Jeremy Tepper, Impresario of Outlaw Country Music, Dead at 60

Jeremy Tepper, who relentlessly championed the outlaw country genre by highlighting both its revered icons and rebellious upstarts in his role as program director for SiriusXM’s “Outlaw Country” channel, died Friday. Tepper’s wife, the singer-songwriter Laura Cantrell, announced his death of a heart attack in New York City. He was 60.

Tepper was a gregarious, ubiquitous presence in the country, Americana, and rock universe, seemingly always in the crowd or backstage at concerts and festivals, from the Luck Reunion at Willie Nelson’s ranch in Spicewood, Texas, to the Americana Music Festival in Nashville, to the opening last week of an exhibit at the Rock and Roll Hall of Fame honoring Mojo Nixon, Tepper’s close friend and Sirius XM colleague who died in February. An encounter with Tepper at a show reliably came with two things, a “yeah baby” greeting and a burly bear hug.

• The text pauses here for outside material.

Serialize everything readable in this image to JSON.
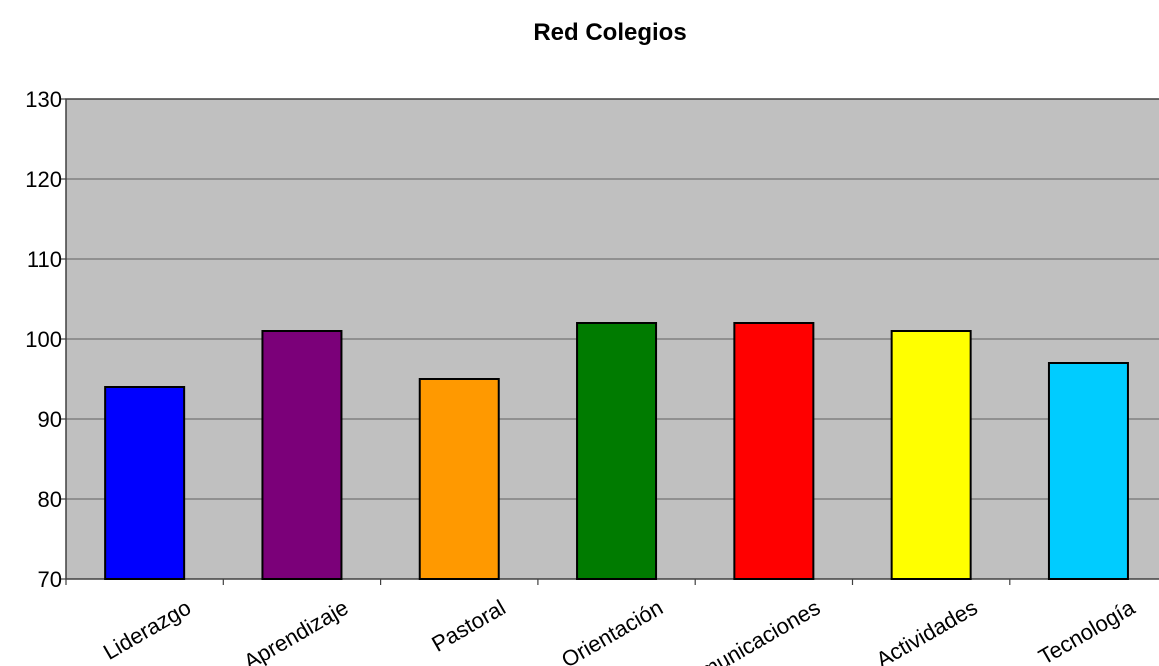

Born in 1963, Tepper was a graduate of NYU, where he majored in journalism. In 2004, he joined the satellite-radio giant SiriusXM as program director of a new channel launched by Steven Van Zandt called “Outlaw Country.” Backed by an army of eccentric, often outspoken DJs, including Nixon, former WWE wrestler Hillbilly Jim, Jackass’s Johnny Knoxville, Steve Earle, and Elizabeth Cook, Tepper established a community for misfits and outsiders — both artists and listeners alike.

The channel’s playlists cast a wide musical net and featured outlaw country pioneers like Waylon Jennings and Kris Kristofferson, cowpunk bands Old 97’s and the Blasters, singer-songwriters like Lucinda Williams and Jesse Dayton, and a new crop of upsetters like Vandoliers and Joshua Ray Walker. (Tepper also oversaw SiriusXM’s “Willie’s Roadhouse” channel.)

Many of those artists would follow Tepper out to sea on what became his signature annual event: The Outlaw Country Cruise, a rowdy, multi-day voyage presented with music-cruise company Sixthman. As the behind-the-scenes curator of the cruise, Tepper put together wildly eclectic lineups: The Mavericks, Emmylou Harris, Nikki Lane, Georgia Satellites’ Dan Baird, Cajun fiddler Doug Kershaw, and New York punk troubadour Jesse Malin have all sailed since the inaugural OCC in 2016. Tepper prided himself on paying tribute to legends of all genres on the cruise and enticed Country Music Hall of Famers like Kristofferson and John Anderson and reggae groundbreaker Lee “Scratch” Perry to come aboard. A ninth edition of the cruise is slated for February 2025.

“The Outlaw Country Cruise becomes a place where that legacy of what happened in the mid-1970s lives on,” Tepper told Rolling Stone in 2019. “It’s still alive and we’re moving it forward.”

Prior to his career at SiriusXM, Tepper was lead singer in the band the World Famous Blue Jays. He also founded and ran the indie label Diesel Only Records, which released the deep-cuts celebration of truck-driving music, Rig Rock Deluxe (A Musical Salute to the American Truck Driver), in 1996, underscoring the depth and passion of his musical knowledge.

On Saturday, artists and colleagues remembered Tepper. “Lost my good friend Jeremy Tepper last night. An incredibly tragic loss so young,” Van Zandt wrote. “He ran my Outlaw Country station on SiriusXM brilliantly. It is actually quite a complicated format and he made it look easy.”

In a statement, SiriusXM said Tepper “profoundly influenced us with his unwavering dedication to music and innovative spirit. His contributions, in shaping Outlaw Country and Willie’s Roadhouse, are beyond measure.”

Earle wrote that the Outlaw Country and Willie’s Roadhouse channels “lost our leader… He was our coach, cheerleader and a dear friend.” The journalist Ann Powers described him as a “joy generator.”


Tepper was an inveterate concertgoer and talked about living by a “rule of threes” — any night out had to include seeing at least three different bands. On a trip to Nashville earlier this spring to open SiriusXM’s new downtown studio, that included Bob Dylan and the Black Crowes. Often, one of the three would fall in the outlaw country sphere.

“We draw from a variety of food groups: rockabilly, honky-tonk, the country-rock of the Byrds/Dylan variety, cowpunk, alt-country, all the way through to today’s Americana artists,” Tepper once told RS of the “outlaw country” tag. “It means something different to everyone.”